Design Principles / 设计原则

  1. Progressive disclosure / 渐进展开 — Lightweight onboarding, fully optional deep features
  2. Tool-agnostic / 工具无关 — Works with Obsidian, plain folders, or no knowledge base at all
  3. Conversation-first / 对话优先 — The lesson happens in chat; the skill handles the paperwork behind the scenes
  4. Incremental / 增量式 — Each day builds on the last; the log and syllabus grow together
  5. Non-destructive / 非破坏性 — Never overwrite existing knowledge base content; always check for duplicates first
  6. Language-respecting / 语言自适应 — Follow the user's configured language for all generated content

Common Edge Cases / 常见边缘情况

Situation / 情况Handling / 处理方式
User forgot which day they're on / 忘记学到哪了Read config → currentDay, confirm with user
User wants to skip ahead / 想跳过某天Update config to the new day, note in log
User restarted a subject from scratch / 重启学科Archive old log (rename with date suffix), create fresh files
Multiple subjects in one session / 同一会话多学科切换Process each archive command independently
Knowledge base tool is none / 未配置知识库Silently skip Steps 5-6 in Scenario 3
Config file is corrupted/missing / 配置文件损坏或缺失Re-run onboarding; old learning files are preserved
Subject name has special characters / 学科名含特殊字符Sanitize for filesystem: replace <>:"/|?* with -
Agent skipped knowledge base update / Agent 漏了知识库归档v1.0.1 新增。

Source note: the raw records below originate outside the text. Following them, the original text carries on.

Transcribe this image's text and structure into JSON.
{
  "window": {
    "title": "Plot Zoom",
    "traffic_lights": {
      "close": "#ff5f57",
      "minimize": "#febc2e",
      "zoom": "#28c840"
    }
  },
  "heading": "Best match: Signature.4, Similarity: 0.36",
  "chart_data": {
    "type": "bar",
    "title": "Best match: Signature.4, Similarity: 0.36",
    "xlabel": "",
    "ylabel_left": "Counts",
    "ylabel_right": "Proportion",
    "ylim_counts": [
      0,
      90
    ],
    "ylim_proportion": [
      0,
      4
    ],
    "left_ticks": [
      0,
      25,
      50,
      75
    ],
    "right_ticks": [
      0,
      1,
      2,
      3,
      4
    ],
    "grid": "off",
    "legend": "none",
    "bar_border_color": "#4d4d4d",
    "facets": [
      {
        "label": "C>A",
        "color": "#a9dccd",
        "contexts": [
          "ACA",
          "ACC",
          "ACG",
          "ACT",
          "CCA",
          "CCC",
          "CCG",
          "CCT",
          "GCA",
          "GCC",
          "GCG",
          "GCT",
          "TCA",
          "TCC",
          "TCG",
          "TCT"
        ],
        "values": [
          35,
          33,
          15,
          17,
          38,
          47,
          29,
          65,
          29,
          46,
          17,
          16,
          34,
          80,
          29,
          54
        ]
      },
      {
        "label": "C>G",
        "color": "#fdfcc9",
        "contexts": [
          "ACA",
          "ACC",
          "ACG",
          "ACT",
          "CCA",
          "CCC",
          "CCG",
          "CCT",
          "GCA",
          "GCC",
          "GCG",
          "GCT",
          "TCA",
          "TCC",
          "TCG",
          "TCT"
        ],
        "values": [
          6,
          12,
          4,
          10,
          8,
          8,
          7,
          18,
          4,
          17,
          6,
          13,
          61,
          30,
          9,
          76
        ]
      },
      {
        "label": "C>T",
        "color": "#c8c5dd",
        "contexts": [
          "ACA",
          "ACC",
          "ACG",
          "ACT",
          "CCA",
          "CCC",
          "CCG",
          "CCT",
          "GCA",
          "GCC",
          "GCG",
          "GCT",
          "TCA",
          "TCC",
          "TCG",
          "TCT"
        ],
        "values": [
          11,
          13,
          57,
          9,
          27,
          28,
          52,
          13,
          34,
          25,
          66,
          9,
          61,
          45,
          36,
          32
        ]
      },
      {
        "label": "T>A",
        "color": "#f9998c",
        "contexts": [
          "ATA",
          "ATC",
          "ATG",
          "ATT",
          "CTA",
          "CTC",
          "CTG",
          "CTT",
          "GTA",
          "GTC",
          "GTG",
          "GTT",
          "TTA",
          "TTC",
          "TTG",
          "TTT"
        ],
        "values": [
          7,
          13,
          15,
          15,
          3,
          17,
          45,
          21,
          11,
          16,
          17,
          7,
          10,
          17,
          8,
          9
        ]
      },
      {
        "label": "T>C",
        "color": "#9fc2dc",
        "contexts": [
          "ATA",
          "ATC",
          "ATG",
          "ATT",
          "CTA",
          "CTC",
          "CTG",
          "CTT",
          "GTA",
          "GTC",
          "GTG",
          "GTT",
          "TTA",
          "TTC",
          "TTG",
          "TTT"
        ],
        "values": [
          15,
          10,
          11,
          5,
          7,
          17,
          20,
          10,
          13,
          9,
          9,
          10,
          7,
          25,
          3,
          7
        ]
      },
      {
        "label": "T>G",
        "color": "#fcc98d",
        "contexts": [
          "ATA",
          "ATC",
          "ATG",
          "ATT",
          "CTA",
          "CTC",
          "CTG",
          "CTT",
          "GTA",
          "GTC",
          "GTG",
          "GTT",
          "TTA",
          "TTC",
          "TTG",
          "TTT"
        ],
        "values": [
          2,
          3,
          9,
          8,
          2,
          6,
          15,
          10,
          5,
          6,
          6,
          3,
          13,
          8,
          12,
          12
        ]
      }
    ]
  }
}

This is the most common failure mode. Recovery: (1) Check if the subject folder exists at {knowledgeBase.path}; (2) Read the latest learning log to identify which concepts were taught; (3) Create/update .md files for each missing concept; (4) Run Post-Lesson Self-Verification Protocol; (5) This failure suggests the agent DID read the skill but skipped verification — after recovery, the agent should update its local rules (SOUL.md, TOOLS.md, etc.) to prevent recurrence.